Functional specialisation across the first five years of life: a longitudinal characterisation of social perception with fNIRS
Abstract
Research in typically developing infants has shown robust and consistent brain activation to social versus non-social visual and auditory stimuli in a network of brain regions, including the inferior frontal, anterior temporal and posterior superior temporal cortex. However, large-scale, longitudinal neuroimaging studies across early childhood, particularly in low- and middle-income countries are rare, yet important, given that they offer a powerful means of capturing within-person changes in neurodevelopment and identifying targets for intervention and support. Here we investigated brain responses to social perception across the first 2000 days of life (conception to five years of age) with functional near-infrared spectroscopy (fNIRS) longitudinally with participants in The Gambia within the Brain Imaging for Global Health (BRIGHT) Project.
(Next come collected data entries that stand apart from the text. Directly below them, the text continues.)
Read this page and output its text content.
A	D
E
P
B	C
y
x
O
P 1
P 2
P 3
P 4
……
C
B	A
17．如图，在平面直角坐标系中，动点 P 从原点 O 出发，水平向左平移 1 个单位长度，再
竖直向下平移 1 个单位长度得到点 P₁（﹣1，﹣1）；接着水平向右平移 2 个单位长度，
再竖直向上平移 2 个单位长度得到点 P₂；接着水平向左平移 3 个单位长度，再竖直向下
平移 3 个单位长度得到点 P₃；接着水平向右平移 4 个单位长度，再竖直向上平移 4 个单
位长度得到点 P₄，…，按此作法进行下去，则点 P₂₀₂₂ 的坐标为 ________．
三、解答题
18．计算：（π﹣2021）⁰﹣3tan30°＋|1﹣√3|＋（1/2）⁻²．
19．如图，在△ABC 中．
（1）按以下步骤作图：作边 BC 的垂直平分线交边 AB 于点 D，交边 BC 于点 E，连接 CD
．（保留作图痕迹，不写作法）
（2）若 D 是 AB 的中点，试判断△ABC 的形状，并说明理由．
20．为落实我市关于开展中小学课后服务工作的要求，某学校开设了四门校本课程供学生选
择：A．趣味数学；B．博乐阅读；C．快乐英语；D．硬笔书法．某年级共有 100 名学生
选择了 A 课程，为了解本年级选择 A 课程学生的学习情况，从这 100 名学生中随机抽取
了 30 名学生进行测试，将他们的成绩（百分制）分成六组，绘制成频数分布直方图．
We found that social visual stimuli elicited a specialised right posterior temporal response across all six age points studied here (5, 8, 12, 18, 24 months and 3-5 years of age), with concurrent specialised left responses at four of the six time points (5, 8, 18 months and 3-5 years of age). Inferior frontal regions showed age-related changes in brain activation, with the youngest (5 months) and oldest (24 months to 3-5 years) time points evidencing more widespread frontal social visual responses. In contrast, social auditory stimuli elicited a significantly stronger and more prolonged response than non-social auditory stimuli across all six age points from 5 months to 3-5 years across a range of frontal and temporal areas. Furthermore, from individual infant trajectories of brain activation, we identified different profiles of age-dependent specialisation to social auditory stimuli, with some specialising earlier than others. Finally, in studying the hemodynamic responses, we showed that their different characteristics were influenced by age and stimulus type, highlighting the limitations of comparing fNIRS signal amplitudes across ages, and the importance of incorporating the timing of the fNIRS response to characterise brain activation more comprehensively.